Toe and foot surgery has traditionally been used to treat foot conditions that cause pain or inhibit function. But men and women who don't like the appearance of their feet have requested that surgeons perform cosmetic foot surgery so they can have narrower feet, shorten or lengthen toes, and even entirely remove the pinky toe. So what's Dr. Miller's take on these rumors?

Expert Opinion:

"Those procedures are pretty significant and pretty involved," Dr. Miller says. "To do them strictly for cosmetic purposes... the first time there was a complication, it'd be awfully hard to explain."

Rumor Patrol Verdict: FALSE!

"I don't believe that [there are] any practitioners who are going to put patients at the risk that would be involved with toe shortening or removal unless there's a problem. While I think this does happen," Dr. Miller admits, "it's done in response to problems, be they bunions or hammer toe."

Rumor #3: Restylane Injections into the Balls of Your Feet

Entertainment news outlets have reported that some of our favorite female celebrities have had Restylane® and other fillers injected into the balls of their feet for awards shows. Why? So stars can gracefully strut the red carpet in four-inch Jimmy Choo stilettos for hours on end - without grimacing in pain.

Expert Opinion:

Dr. Miller says that cosmetic surgery patients can have Restylane® or other fillers injected into the balls of their feet; however, the treatment shouldn't be performed on a regular basis.

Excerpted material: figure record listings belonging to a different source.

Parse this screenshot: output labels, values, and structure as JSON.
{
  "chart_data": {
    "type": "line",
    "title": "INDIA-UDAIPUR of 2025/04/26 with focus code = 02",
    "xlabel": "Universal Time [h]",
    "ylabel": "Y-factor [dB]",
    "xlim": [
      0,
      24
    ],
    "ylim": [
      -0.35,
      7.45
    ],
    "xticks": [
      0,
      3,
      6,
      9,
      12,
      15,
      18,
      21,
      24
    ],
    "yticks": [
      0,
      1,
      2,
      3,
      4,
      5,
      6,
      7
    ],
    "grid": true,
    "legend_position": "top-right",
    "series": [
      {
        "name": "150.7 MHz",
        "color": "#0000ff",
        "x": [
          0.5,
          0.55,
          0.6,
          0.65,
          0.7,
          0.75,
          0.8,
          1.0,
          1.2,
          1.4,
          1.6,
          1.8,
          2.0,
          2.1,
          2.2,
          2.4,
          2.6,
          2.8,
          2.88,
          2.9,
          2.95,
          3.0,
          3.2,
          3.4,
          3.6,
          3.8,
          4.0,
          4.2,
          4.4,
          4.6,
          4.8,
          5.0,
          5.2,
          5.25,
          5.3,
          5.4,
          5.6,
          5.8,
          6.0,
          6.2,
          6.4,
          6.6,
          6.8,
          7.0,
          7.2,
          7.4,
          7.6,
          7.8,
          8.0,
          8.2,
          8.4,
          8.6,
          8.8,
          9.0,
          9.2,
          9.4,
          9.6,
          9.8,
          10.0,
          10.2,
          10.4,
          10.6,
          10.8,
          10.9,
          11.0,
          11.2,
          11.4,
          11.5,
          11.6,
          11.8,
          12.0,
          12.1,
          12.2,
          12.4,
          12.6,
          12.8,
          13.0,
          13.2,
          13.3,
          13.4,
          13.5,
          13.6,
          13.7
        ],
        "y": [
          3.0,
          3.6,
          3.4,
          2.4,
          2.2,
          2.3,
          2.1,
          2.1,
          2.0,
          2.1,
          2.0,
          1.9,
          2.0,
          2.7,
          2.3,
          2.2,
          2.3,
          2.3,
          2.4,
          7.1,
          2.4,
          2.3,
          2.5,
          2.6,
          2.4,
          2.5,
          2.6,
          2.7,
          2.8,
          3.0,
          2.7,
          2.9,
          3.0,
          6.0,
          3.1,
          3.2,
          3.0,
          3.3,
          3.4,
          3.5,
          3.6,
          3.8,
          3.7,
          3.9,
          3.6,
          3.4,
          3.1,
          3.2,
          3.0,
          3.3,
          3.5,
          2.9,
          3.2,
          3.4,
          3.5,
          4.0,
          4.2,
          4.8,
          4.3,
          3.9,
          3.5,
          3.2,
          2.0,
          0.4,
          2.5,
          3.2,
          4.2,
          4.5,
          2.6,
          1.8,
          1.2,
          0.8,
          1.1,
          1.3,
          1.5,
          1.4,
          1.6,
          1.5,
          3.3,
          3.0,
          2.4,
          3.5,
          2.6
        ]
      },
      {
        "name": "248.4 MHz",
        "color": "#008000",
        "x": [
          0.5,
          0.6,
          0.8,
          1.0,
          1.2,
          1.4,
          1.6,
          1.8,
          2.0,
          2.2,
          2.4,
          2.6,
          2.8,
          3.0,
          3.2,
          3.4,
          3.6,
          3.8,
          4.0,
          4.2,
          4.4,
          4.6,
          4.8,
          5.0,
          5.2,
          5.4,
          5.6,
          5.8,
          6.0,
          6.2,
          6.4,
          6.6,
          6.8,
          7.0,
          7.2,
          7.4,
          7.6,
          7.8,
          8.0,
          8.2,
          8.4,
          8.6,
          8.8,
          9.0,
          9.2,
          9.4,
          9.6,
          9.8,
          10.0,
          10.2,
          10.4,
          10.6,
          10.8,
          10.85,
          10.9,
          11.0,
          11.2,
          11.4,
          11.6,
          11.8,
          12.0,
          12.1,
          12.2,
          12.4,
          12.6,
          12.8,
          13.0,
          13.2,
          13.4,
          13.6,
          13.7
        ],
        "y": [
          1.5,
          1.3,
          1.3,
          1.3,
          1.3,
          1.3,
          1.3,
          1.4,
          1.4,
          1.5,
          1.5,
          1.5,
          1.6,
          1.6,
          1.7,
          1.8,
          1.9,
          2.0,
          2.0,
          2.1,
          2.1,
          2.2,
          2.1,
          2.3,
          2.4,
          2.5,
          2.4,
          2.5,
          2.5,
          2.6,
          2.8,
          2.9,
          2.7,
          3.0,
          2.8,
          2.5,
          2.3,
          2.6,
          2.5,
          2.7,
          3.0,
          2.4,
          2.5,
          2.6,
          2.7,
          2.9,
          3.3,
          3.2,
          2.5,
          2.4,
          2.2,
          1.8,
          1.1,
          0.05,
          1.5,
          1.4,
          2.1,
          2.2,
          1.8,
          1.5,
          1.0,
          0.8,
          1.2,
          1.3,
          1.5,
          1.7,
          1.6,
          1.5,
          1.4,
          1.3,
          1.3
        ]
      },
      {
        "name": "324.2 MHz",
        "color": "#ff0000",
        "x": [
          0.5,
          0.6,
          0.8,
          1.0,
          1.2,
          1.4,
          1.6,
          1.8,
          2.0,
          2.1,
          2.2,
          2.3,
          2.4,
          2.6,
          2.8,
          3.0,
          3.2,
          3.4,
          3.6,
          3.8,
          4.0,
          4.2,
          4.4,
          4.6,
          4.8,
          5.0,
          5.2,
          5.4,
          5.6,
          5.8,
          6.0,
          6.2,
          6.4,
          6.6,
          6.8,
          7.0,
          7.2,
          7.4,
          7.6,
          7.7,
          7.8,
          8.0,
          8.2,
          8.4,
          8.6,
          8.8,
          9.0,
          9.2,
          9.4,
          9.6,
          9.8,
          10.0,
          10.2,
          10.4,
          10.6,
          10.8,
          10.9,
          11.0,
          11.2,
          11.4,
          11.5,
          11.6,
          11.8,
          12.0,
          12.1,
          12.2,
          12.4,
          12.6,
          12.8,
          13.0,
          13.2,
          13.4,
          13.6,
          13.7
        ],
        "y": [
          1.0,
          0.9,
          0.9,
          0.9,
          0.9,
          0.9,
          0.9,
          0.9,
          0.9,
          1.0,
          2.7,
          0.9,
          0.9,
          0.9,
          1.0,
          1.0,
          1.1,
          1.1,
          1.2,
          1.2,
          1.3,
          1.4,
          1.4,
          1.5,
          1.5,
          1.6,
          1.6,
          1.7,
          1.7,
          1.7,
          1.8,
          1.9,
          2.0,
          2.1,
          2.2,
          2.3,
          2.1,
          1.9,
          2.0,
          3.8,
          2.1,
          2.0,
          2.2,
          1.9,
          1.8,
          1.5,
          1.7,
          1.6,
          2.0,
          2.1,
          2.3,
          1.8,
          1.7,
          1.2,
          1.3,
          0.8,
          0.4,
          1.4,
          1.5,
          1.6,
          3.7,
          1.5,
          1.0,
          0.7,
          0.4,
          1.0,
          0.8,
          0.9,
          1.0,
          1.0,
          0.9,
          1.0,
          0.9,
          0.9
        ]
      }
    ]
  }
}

"[Celebrities have] done that generally for pretty independent, specific events. In other words," Dr. Miller explains, "the cost and the procedure is such that you wouldn't do it on an everyday basis. But certainly there are people who, for the bigger awards shows, have done that."

Rumor Patrol Verdict: TRUE!

"People have injected fillers into the balls of feet for comfort," Dr. Miller affirms. "To get through the event and soften the blow."

Rumor #4: Thumb Whittling

In the spring of 2007, the North Denver News reported that a Colorado man had his thumb bones whittled down so he could more easily use his iPhone® and other handheld electronic devices. Bloggers immediately responded to the piece, berating the field of plastic surgery and predicting that the practice was now rising to a new "functional" level. The general public soon realized the Denver publication had posted the story as a satirical piece. But still, we wondered: Would a credible doctor be willing to perform this procedure on a patient?

Expert Opinion:

"You always have to subject any sort of thought or procedure, at least I do as a provider, to logic and a sense of reasonableness. What would be involved in that procedure?" Dr. Miller questions aloud. "Like the toe shortening, what would be involved in that procedure would be techniques that would have the potential for infection, for muscle injury, for nerve injury," Dr. Miller concludes. "You would not do them on a normal extremity."

Rumor Patrol Verdict: FALSE!

According to Dr. Miller, thumb whittling procedures are not in our immediate future.

"I think that we're going to have to let Darwinism and natural selection gradually decrease the length of our thumbs if it proves that's a survival advantage," Dr. Miller jokes.

The Rumor Patrol Wrap-Up

Dr. Scott Miller joined the DocShop Rumor Patrol team in busting three plastic surgery rumors and affirming one.

"The aesthetic procedures that catch on are the procedures that either solve a little problem with a little solution or a big problem with a little solution, or even a big problem with a big solution," Dr. Miller says. "But when you're solving little problems with big solutions, people don't get very excited and trends don't catch on."